Of course this solution is only good against a flawed attempt to be random. Its predictability makes it fatally exposed to a targeted strategy, and it’s interesting to try to do that by intuition. It can be done, but if you stop thinking, or over-think, you lose ground quickly. Of course, a program could do that easily by applying the same algorithm in order to predict with certainty my program’s move.

Such an approach leads to an arms race of writing algorithms that beat the opponent’s current algorithm, and the only way out is to return to the Nash-equilibrium strategy of `RandomInteger[{1,3}]`.

***** In case you don’t know the game, the rules are these: you choose rock, paper, or scissors using the hand gestures shown above at the same time as your opponent. Rock beats scissors (it makes them blunt), scissors beats paper (it cuts it), paper beats rock (it wraps it–yeah, I never found that explanation satisfying!). Score a point for a win, none for a draw, and repeat until you get bored.

Download this post as a Computable Document Format (CDF) file.

## 13 Comments

In reference to the last paragraph, this sounds like a perfect use case for a neural network. Don’t write one algorithm to beat one opponent, write an algorithm that adjusts to any opposing algorithm.

What about Rock, Paper, Scissors, Lizard, Spock?

They should do this next. Make it even more complex

Sheldon would definitely beat the Wolfram Language program (as long as touching is prohibited).

I agree, we need that one.

I tried this with 30 games, completely based on my whim. Mathematica won 16 out of 30 – not too impressive, honestly. I mean I’m sure I have some sort of tendencies that could’ve been exploited, and I did not pay much attention to my own histories.

As I said in the article “by the time you have played 30–40 games, it will have *started* to make useful predictions”. But there is almost nothing useful before this. If you look at the available data for say your 2-go history or the whole game 1-go history, there are 9 possible combinations. That means that after 27 games there are only 3 data points for each possibility. If you play at all evenly, then you will have about 1 of each possible play after those events – not enough to infer anything useful unless you have a very clear pattern. So at 30 games it is only really starting to look at single player 1-go history. Play on to 100 games and see what happens.

Nice! This reminds me of a variation of the game that I played with my kids when they were still very young. It has a twist about which you really have to think about for a few seconds. We played the game with the three of us. There are only two hand gestures, palm up or down, and the goal of the game is to be the odd man out. We played this for a couple of rounds and then I announced that the next round I would play “palm down” (and, of course, that I wasn’t lying about this). Great was their initial joy thinking they would now beat their father for sure, until each of the boys realized what using this information meant, given that his brother had the same information. Think about this, and I hope you see and enjoy the amazing twist. How would you use this information?
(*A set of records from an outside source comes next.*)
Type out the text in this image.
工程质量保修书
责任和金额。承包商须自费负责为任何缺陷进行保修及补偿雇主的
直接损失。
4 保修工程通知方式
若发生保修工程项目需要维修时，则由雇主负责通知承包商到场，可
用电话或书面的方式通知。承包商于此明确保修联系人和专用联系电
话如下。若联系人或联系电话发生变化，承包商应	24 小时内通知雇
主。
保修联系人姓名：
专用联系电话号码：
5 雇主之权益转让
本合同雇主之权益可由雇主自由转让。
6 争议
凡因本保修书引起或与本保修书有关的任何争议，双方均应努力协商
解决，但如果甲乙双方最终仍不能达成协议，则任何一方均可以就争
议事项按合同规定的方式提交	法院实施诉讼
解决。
It’s similar to the prisoner’s dilemma, if you ask me.

LOL, it’s beating me. But one is almost never “sufficiently” certain that it’s not a coincidence. I will try to figure out whether it’s a five-sigma lead already.

This can be an index for the weakness of our own random number generator, mine it’s horrible: 60-42!!!

For me the interesting part of this is that the “financial modelers” do exactly the same with the financial market, but there there are only two choices and only a column!!! :D

note “For example, in this case we find what the human typically chose [[[missing:scissor]]]] after having previously chosen Rock, regardless of what the computer did each time.”

So should that program have learnt from me? Because I reached a 75% win ratio on both just by clicking haphazardly.

I was able to keep a positive win rate for 160ish games, and still had a lead. I tried to imagine what the computer’s current strategy was, and then beat that, which would give me a temporary advantage until the computer caught up. But I could see that advantage existing for shorter and shorter periods. Very cool.